Polish artist Joanna Piotrowska, whose visual work usually focuses on interpersonal relationships, brought her camera, and the viewers’ eye, much nearer the clothes, with close-up shots of some of the details, like a pocket, a slit at the back of a jacket or the buttons of a leather wrap skirt.
 

Prada's collection turns colourful under the lens of US artist Martine Syms - Martine Syms


In the film’s third chapter, shot in black and white, the models move against a peculiar backdrop to a rhythm set by the snapping of their fingers, as they stretch and lie down on a carpeted floor, or disappear behind a thick velvet screen. A skirt is cinched at the waist by a belt tied in a ribbon, a nylon dress is split lengthwise by a zip.

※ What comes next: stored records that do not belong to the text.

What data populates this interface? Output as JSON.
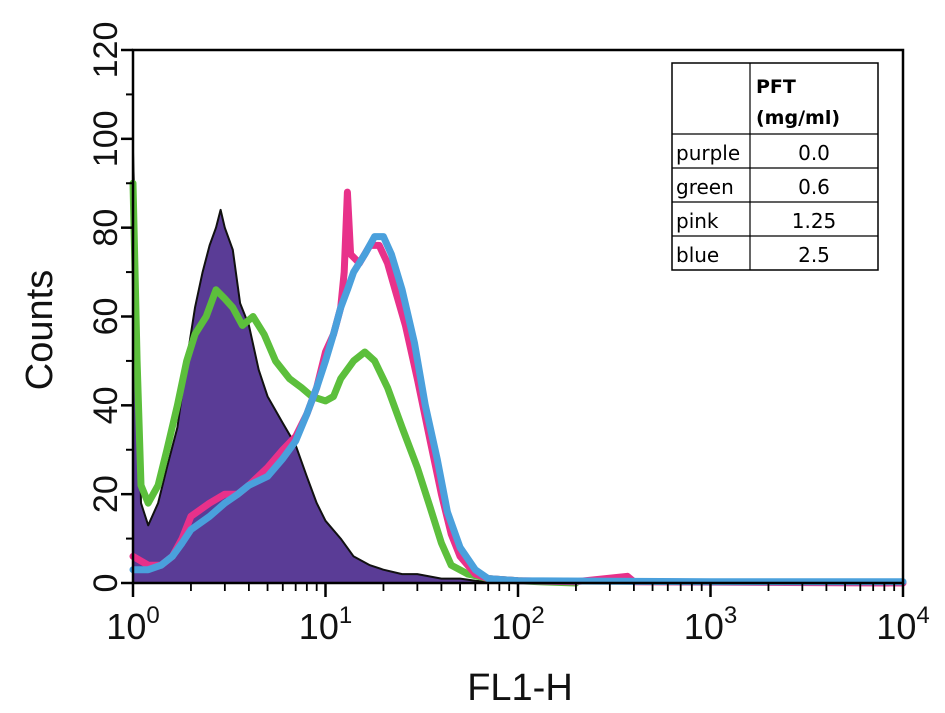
{
  "chart_data": {
    "type": "histogram",
    "xlabel": "FL1-H",
    "ylabel": "Counts",
    "xscale": "log",
    "xlim": [
      1,
      10000
    ],
    "ylim": [
      0,
      120
    ],
    "x_ticks": [
      {
        "base": "10",
        "exp": "0"
      },
      {
        "base": "10",
        "exp": "1"
      },
      {
        "base": "10",
        "exp": "2"
      },
      {
        "base": "10",
        "exp": "3"
      },
      {
        "base": "10",
        "exp": "4"
      }
    ],
    "y_ticks": [
      "0",
      "20",
      "40",
      "60",
      "80",
      "100",
      "120"
    ],
    "colors": {
      "purple_fill": "#5a3c96",
      "purple_edge": "#111111",
      "green": "#5cbf3c",
      "pink": "#e8318a",
      "blue": "#4aa0dc"
    },
    "series": [
      {
        "name": "purple",
        "style": "filled",
        "points": [
          [
            1.0,
            97
          ],
          [
            1.05,
            62
          ],
          [
            1.1,
            18
          ],
          [
            1.2,
            13
          ],
          [
            1.35,
            18
          ],
          [
            1.5,
            26
          ],
          [
            1.7,
            35
          ],
          [
            1.9,
            50
          ],
          [
            2.1,
            62
          ],
          [
            2.3,
            70
          ],
          [
            2.5,
            76
          ],
          [
            2.7,
            80
          ],
          [
            2.85,
            84
          ],
          [
            3.0,
            80
          ],
          [
            3.3,
            75
          ],
          [
            3.6,
            63
          ],
          [
            4.0,
            58
          ],
          [
            4.5,
            48
          ],
          [
            5.0,
            42
          ],
          [
            6.0,
            36
          ],
          [
            7.0,
            31
          ],
          [
            8.0,
            24
          ],
          [
            9.0,
            18
          ],
          [
            10.0,
            14
          ],
          [
            12.0,
            10
          ],
          [
            14.0,
            6
          ],
          [
            17.0,
            4
          ],
          [
            20.0,
            3
          ],
          [
            25.0,
            2
          ],
          [
            30.0,
            2
          ],
          [
            40.0,
            1
          ],
          [
            50.0,
            1
          ],
          [
            60.0,
            0.5
          ],
          [
            80.0,
            0
          ]
        ]
      },
      {
        "name": "green",
        "style": "line",
        "points": [
          [
            1.0,
            90
          ],
          [
            1.05,
            50
          ],
          [
            1.1,
            22
          ],
          [
            1.2,
            18
          ],
          [
            1.35,
            22
          ],
          [
            1.5,
            30
          ],
          [
            1.7,
            40
          ],
          [
            1.9,
            50
          ],
          [
            2.1,
            56
          ],
          [
            2.4,
            60
          ],
          [
            2.7,
            66
          ],
          [
            3.0,
            64
          ],
          [
            3.3,
            62
          ],
          [
            3.7,
            58
          ],
          [
            4.2,
            60
          ],
          [
            4.8,
            56
          ],
          [
            5.5,
            50
          ],
          [
            6.5,
            46
          ],
          [
            7.5,
            44
          ],
          [
            8.5,
            42
          ],
          [
            10.0,
            41
          ],
          [
            11.0,
            42
          ],
          [
            12.0,
            46
          ],
          [
            14.0,
            50
          ],
          [
            16.0,
            52
          ],
          [
            18.0,
            50
          ],
          [
            21.0,
            44
          ],
          [
            25.0,
            35
          ],
          [
            30.0,
            26
          ],
          [
            35.0,
            17
          ],
          [
            40.0,
            9
          ],
          [
            45.0,
            4
          ],
          [
            55.0,
            2
          ],
          [
            70.0,
            1
          ],
          [
            100.0,
            0.5
          ],
          [
            130.0,
            0.3
          ],
          [
            200.0,
            0
          ]
        ]
      },
      {
        "name": "pink",
        "style": "line",
        "points": [
          [
            1.0,
            6
          ],
          [
            1.2,
            4
          ],
          [
            1.4,
            4
          ],
          [
            1.6,
            6
          ],
          [
            1.8,
            10
          ],
          [
            2.0,
            15
          ],
          [
            2.5,
            18
          ],
          [
            3.0,
            20
          ],
          [
            3.5,
            20
          ],
          [
            4.0,
            22
          ],
          [
            5.0,
            26
          ],
          [
            6.0,
            30
          ],
          [
            7.0,
            33
          ],
          [
            8.0,
            38
          ],
          [
            9.0,
            44
          ],
          [
            10.0,
            52
          ],
          [
            11.0,
            56
          ],
          [
            12.0,
            62
          ],
          [
            12.5,
            70
          ],
          [
            13.0,
            88
          ],
          [
            13.5,
            74
          ],
          [
            15.0,
            72
          ],
          [
            17.0,
            76
          ],
          [
            19.0,
            76
          ],
          [
            21.0,
            72
          ],
          [
            23.0,
            66
          ],
          [
            26.0,
            58
          ],
          [
            30.0,
            46
          ],
          [
            35.0,
            32
          ],
          [
            40.0,
            20
          ],
          [
            45.0,
            11
          ],
          [
            50.0,
            6
          ],
          [
            60.0,
            2
          ],
          [
            70.0,
            1
          ],
          [
            100.0,
            0.5
          ],
          [
            200.0,
            0.3
          ],
          [
            370.0,
            1.5
          ],
          [
            400.0,
            0.3
          ],
          [
            1000.0,
            0.2
          ],
          [
            10000.0,
            0
          ]
        ]
      },
      {
        "name": "blue",
        "style": "line",
        "points": [
          [
            1.0,
            3
          ],
          [
            1.2,
            3
          ],
          [
            1.4,
            4
          ],
          [
            1.6,
            6
          ],
          [
            1.8,
            9
          ],
          [
            2.0,
            12
          ],
          [
            2.5,
            15
          ],
          [
            3.0,
            18
          ],
          [
            3.5,
            20
          ],
          [
            4.0,
            22
          ],
          [
            5.0,
            24
          ],
          [
            6.0,
            28
          ],
          [
            7.0,
            32
          ],
          [
            8.0,
            38
          ],
          [
            9.0,
            44
          ],
          [
            10.0,
            50
          ],
          [
            11.0,
            56
          ],
          [
            12.0,
            62
          ],
          [
            13.0,
            66
          ],
          [
            14.0,
            70
          ],
          [
            16.0,
            74
          ],
          [
            18.0,
            78
          ],
          [
            20.0,
            78
          ],
          [
            22.0,
            74
          ],
          [
            25.0,
            66
          ],
          [
            29.0,
            54
          ],
          [
            33.0,
            40
          ],
          [
            38.0,
            28
          ],
          [
            43.0,
            16
          ],
          [
            50.0,
            8
          ],
          [
            60.0,
            3
          ],
          [
            70.0,
            1
          ],
          [
            100.0,
            0.5
          ],
          [
            1000.0,
            0.3
          ],
          [
            10000.0,
            0.3
          ]
        ]
      }
    ],
    "legend": {
      "position": "top-right",
      "header": [
        "PFT",
        "(mg/ml)"
      ],
      "rows": [
        {
          "label": "purple",
          "value": "0.0"
        },
        {
          "label": "green",
          "value": "0.6"
        },
        {
          "label": "pink",
          "value": "1.25"
        },
        {
          "label": "blue",
          "value": "2.5"
        }
      ]
    }
  }
}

It is not before the fourth act that the film bursts with saturated colours. But are they the garments’ colours, or are they filters chosen by video-artist Martine Syms? The models pop up individually and in groups, weaving among the seats of the Prada Foundation’s small cinema, a visual chaos in the form of a collage of images from multiple interposed screens. Among the garments, some 60s-style suits in the essential graphic style beloved by Miuccia Prada, and a spate of superb sweaters and cardigans. Finally, a few pastel hues crop up in the collection.
 
The final chapter, filmed by US director Terence Nance, presents the collection’s sportier section, linked to the Linea Rossa line, following an imaginary, dreamlike competition taking place in the Foundation's forecourt. Sets of knitted jersey tops and biker leggings alternate with super-sporty outfits featuring sleeveless tops and micro-shorts, polos, sport shirts and windbreakers.


The sporty looks of the Linea Rossa line pictured by US director Terence Nance - Terence Nance


“The project reflects the reality of this digital presentation by Prada: seemingly divergent but again seen by many, this time in their own environments, their own time, their own worlds. This is an embracing and celebration of that multiplicity - when people cannot commune, we can establish a different type of community, united through ideas, goals, beliefs,” said Prada in the collection statement.